Das Museum in der Kulturbrauerei „Alltag in der DDR“ (Knaackstraße 97, direkt am riesigen Areal der Kulturbrauerei am Prenzlauer Berg/Pankow), liefert bei freiem Eintritt interessante Einblicke in das tägliche Leben der Menschen in der DDR. Das Museum, das von der Stiftung Haus der Geschichte der Bundesrepublik Deutschland betrieben wird, ist thematisch aufgebaut und legt den Fokus auf typische Lebensbereiche. Vom klassischen „Arbeiter“-Berufsleben über den Militärdienst bis hin zur Parteiarbeit, von den Nöten beim täglichen Einkauf über Freizeitbeschäftigungen bis hin zu organisierten Urlaubsreisen an die Ostsee, veranschaulicht die Präsentation sehr plakativ, wie es für Normalbürger so gewesen sein muss, in der DDR zu leben.
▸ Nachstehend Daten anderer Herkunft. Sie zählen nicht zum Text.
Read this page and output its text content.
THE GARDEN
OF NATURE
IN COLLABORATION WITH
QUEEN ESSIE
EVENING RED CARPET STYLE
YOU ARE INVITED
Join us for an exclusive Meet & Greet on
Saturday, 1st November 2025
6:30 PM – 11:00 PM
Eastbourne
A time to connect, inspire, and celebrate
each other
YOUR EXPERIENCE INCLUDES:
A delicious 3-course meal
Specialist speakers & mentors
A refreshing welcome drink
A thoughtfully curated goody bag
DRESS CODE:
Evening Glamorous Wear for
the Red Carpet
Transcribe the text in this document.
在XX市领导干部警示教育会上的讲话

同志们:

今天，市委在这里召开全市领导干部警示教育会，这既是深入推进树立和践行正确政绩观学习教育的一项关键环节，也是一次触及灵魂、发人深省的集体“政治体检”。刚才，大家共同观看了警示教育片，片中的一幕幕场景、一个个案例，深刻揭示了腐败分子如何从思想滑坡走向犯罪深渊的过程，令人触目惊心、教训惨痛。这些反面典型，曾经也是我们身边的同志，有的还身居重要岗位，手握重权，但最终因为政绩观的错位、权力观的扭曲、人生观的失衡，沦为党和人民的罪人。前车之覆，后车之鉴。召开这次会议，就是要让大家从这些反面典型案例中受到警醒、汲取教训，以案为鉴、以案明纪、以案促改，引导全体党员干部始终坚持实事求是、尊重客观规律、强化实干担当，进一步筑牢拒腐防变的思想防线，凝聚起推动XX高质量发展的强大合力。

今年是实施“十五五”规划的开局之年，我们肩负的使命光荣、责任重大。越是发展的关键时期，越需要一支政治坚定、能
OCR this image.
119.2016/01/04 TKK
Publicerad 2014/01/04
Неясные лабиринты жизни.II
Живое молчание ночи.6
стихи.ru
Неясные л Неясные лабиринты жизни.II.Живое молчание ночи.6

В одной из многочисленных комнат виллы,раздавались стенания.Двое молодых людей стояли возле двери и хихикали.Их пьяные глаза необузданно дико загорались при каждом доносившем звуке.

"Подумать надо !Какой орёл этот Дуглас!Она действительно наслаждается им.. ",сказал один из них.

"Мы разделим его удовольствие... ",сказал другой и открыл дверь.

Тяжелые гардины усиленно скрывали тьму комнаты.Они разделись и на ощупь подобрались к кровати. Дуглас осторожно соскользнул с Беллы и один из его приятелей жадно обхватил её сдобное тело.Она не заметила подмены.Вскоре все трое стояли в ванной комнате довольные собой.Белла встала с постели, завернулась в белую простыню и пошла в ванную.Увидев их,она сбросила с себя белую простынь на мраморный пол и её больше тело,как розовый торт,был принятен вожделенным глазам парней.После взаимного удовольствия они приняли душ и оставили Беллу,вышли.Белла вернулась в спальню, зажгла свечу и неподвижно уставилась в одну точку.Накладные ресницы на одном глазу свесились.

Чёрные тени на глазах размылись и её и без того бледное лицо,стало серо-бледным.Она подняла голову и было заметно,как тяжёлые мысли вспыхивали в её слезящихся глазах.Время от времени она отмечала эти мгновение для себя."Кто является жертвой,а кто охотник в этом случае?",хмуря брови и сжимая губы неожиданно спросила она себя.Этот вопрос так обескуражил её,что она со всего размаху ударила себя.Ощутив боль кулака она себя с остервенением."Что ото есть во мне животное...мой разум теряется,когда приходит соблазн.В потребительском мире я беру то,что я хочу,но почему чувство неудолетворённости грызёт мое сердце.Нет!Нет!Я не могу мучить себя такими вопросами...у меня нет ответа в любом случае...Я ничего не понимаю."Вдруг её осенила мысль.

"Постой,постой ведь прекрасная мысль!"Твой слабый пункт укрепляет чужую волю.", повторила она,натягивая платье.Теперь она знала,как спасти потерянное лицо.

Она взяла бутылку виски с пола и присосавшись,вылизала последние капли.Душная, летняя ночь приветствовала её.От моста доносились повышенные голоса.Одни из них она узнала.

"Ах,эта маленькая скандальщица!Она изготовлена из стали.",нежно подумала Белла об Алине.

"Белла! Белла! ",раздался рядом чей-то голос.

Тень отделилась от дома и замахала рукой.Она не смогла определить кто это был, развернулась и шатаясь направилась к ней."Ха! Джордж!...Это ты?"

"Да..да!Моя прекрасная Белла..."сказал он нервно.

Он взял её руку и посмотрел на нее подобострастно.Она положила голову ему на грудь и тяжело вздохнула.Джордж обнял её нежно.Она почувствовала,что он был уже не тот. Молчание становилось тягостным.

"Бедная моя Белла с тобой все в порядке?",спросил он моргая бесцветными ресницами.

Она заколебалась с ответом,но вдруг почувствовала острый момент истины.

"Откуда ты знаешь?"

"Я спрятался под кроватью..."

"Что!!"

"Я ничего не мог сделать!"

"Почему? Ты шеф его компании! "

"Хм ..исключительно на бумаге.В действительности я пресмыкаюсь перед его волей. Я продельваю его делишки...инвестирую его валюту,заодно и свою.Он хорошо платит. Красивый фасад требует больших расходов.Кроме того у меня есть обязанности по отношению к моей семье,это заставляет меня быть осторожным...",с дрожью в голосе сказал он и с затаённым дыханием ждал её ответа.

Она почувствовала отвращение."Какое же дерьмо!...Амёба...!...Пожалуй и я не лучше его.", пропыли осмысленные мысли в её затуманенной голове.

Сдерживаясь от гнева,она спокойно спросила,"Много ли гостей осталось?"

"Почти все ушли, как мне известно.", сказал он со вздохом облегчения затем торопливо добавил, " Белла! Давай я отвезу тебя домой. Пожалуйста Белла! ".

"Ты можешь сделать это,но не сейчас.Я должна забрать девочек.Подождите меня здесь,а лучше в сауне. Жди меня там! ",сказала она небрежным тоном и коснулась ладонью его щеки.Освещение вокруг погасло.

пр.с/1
Sehr authentisch!
Noch ein spezieller Hinweis zu den Bodenmarkierungen entlang des gesamten, innerstädtischen Mauerweges:
Kann man die Schrift normal lesen, befindet man sich augenblicklich auf ehemaligem Westgebiet.
Präsentiert sich einem der Schriftzug am Kopf stehend, befindet man sich augenblicklich auf ehemaligem Ostgebiet.
Ein entspannter Abschluss eines überwältigenden Tages am innerstädtischen Berliner Mauerradweg hat sich uns beim altehrwürdigen Zenner an der Spree in Treptow geboten. Einfach toll.
eBike und Guide:
Für unsere gesamte Tour entlang des Berliner Mauerradweges haben wir ein eBike von Berlin on Bike in der Kulturbrauerei am Prenzlauer Berg verwendet, die nicht nur alle Arten von Rädern vermieten, sondern auch spezielle Rad- und Thementouren anbieten. Begleitet wurden wir im Rahmen der ganztägigen City Tour von Sascha, einem überaus kompetenten, sprachgewandten Guide von Berlin on Bike, der sein umfangreiches Fachwissen unterhaltsam und kurzweilig zu vermitteln weiß.